=================================================  
THE WAHANA DHARMA NUSA CENTER [WDN_Center] 
Seri : "Membangun spirit, demokrasi, konservasi sumber daya, 
           nasionalisme, kebangsaan dan pruralisme Indonesia."  
================================================= 
[Spiritualism, Nationalism, Resources, Democration & Pruralism Indonesia 
Quotient] 
Menyambut Pesta Demokrasi 5 Tahunan - PEMILU 2009.  
"Belajar menyelamatkan sumberdaya alam negara untuk kebaikan rakyat Indonesia." 
PERUBAHAN IKLIM 
Memantau Kondisi Indonesia 
Kamis, 19 Maret 2009 | 03:45 WIB 
Oleh : YUNI IKAWATI 
Pencemaran gas-gas rumah kaca tidak mengenal batas wilayah. Menjadi ”atap kaca” 
di atas ruang atmosfer yang memerangkap panas matahari, GRK berdampak negatif 
bagi bumi. Pemantauan efek pemanasan global kini diikuti dengan skenario 
perubahan lingkungan bumi. Indonesia berkontribusi dalam menyusun skenario 
tersebut. 
Naiknya suhu permukaan bumi hingga mengubah pola iklim, melelehnya es di kutub 
hingga permukaan air laut naik, merupakan beberapa dari sederet efek buruk gas 
rumah kaca (GRK) yang menjadi perhatian dunia, karena dampaknya yang begitu 
memengaruhi kehidupan manusia dan makhluk hidup lainnya. 
Perkiraan Panel Antarpemerintah tentang Perubahan Iklim (IPCC) menyebutkan, 
jika suhu rata-rata permukaan bumi naik 1°-3,5°C pada tahun 2100, permukaan air 
laut naik antara 15-95 sentimeter.
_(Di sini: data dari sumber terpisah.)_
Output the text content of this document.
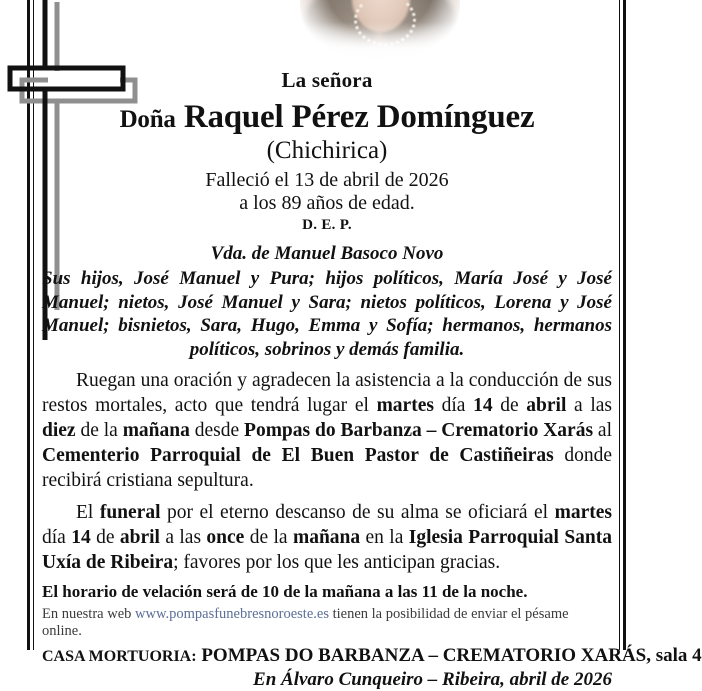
La señora
Doña Raquel Pérez Domínguez
(Chichirica)
Falleció el 13 de abril de 2026
a los 89 años de edad.
D. E. P.
Vda. de Manuel Basoco Novo
Sus hijos, José Manuel y Pura; hijos políticos, María José y José Manuel; nietos, José Manuel y Sara; nietos políticos, Lorena y José Manuel; bisnietos, Sara, Hugo, Emma y Sofía; hermanos, hermanos políticos, sobrinos y demás familia.
Ruegan una oración y agradecen la asistencia a la conducción de sus restos mortales, acto que tendrá lugar el martes día 14 de abril a las diez de la mañana desde Pompas do Barbanza – Crematorio Xarás al Cementerio Parroquial de El Buen Pastor de Castiñeiras donde recibirá cristiana sepultura.
El funeral por el eterno descanso de su alma se oficiará el martes día 14 de abril a las once de la mañana en la Iglesia Parroquial Santa Uxía de Ribeira; favores por los que les anticipan gracias.
El horario de velación será de 10 de la mañana a las 11 de la noche.
En nuestra web www.pompasfunebresnoroeste.es tienen la posibilidad de enviar el pésame online.
CASA MORTUORIA: POMPAS DO BARBANZA – CREMATORIO XARÁS, sala 4
En Álvaro Cunqueiro – Ribeira, abril de 2026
Dengan tingkat kenaikan 1 cm per tahun, pada 
2050 kenaikannya mencapai 40 cm. 
Kenaikan hampir 1 meter akan menenggelamkan 80 persen pantai di Jepang. 
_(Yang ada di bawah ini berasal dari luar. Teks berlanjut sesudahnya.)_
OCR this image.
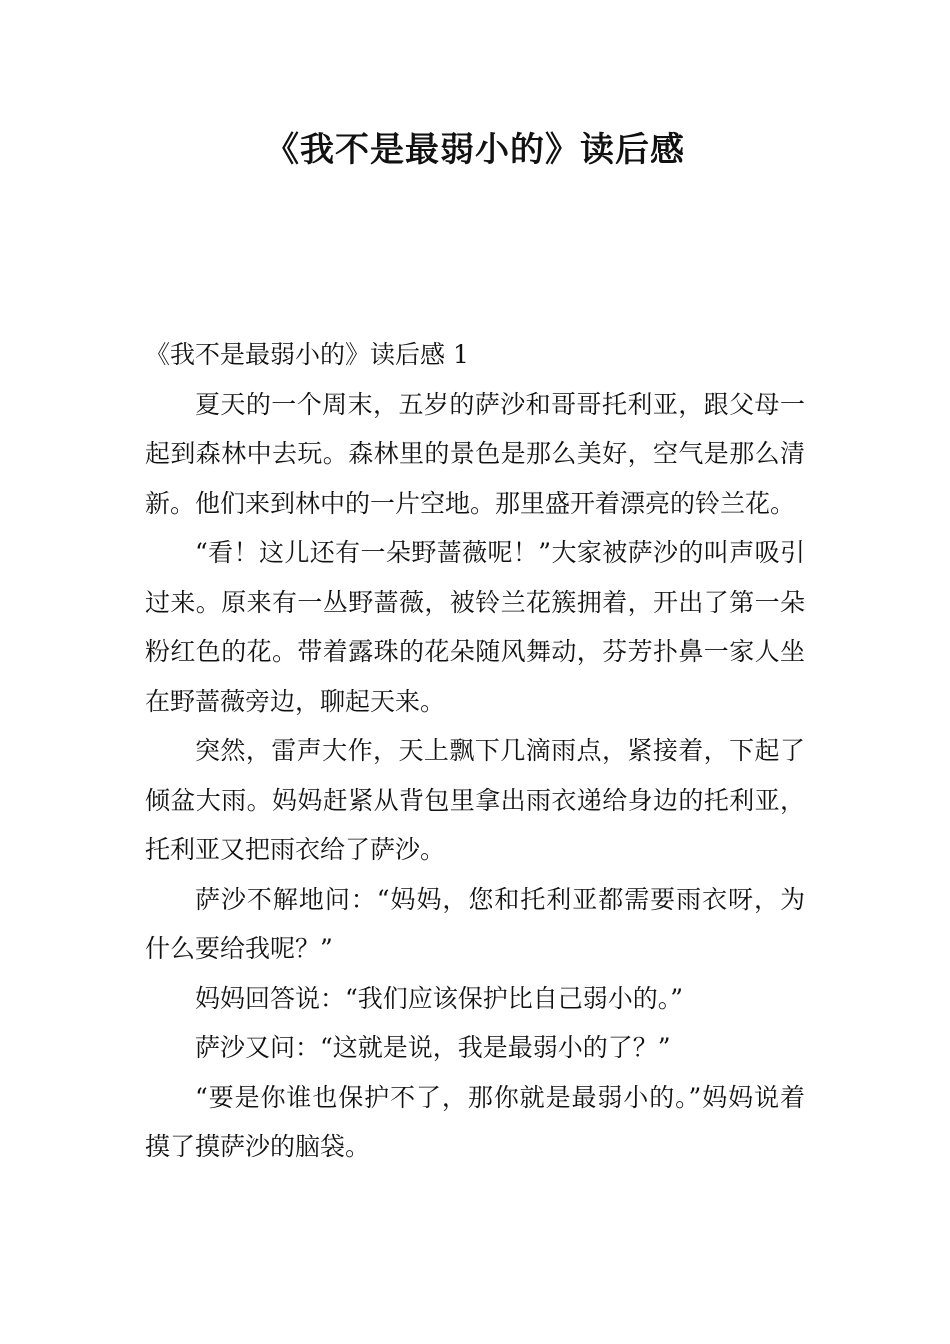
《我不是最弱小的》读后感
《我不是最弱小的》读后感 1

夏天的一个周末，五岁的萨沙和哥哥托利亚，跟父母一起到森林中去玩。森林里的景色是那么美好，空气是那么清新。他们来到林中的一片空地。那里盛开着漂亮的铃兰花。

“看！这儿还有一朵野蔷薇呢！”大家被萨沙的叫声吸引过来。原来有一丛野蔷薇，被铃兰花簇拥着，开出了第一朵粉红色的花。带着露珠的花朵随风舞动，芬芳扑鼻一家人坐在野蔷薇旁边，聊起天来。

突然，雷声大作，天上飘下几滴雨点，紧接着，下起了倾盆大雨。妈妈赶紧从背包里拿出雨衣递给身边的托利亚，托利亚又把雨衣给了萨沙。

萨沙不解地问：“妈妈，您和托利亚都需要雨衣呀，为什么要给我呢？”

妈妈回答说：“我们应该保护比自己弱小的。”

萨沙又问：“这就是说，我是最弱小的了？”

“要是你谁也保护不了，那你就是最弱小的。”妈妈说着摸了摸萨沙的脑袋。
Bagaimana dengan Indonesia? 
Di negara maju, pemantauan sudah dilakukan 50 hingga 100 tahun silam sehingga 
tren kenaikan muka laut jelas terlihat, yaitu 3 milimeter per tahun. 
Data pemantauan oleh stasiun pasang surut (pasut) di Indonesia masih relatif 
sedikit. Rekaman baru dilakukan 20 tahun terakhir. Itu pun terputus-putus, ujar 
Parluhutan Manurung, Kepala Bidang Medan Gaya Berat dan Pasang Surut Badan 
Koordinasi Survei dan Pemetaan Nasional. 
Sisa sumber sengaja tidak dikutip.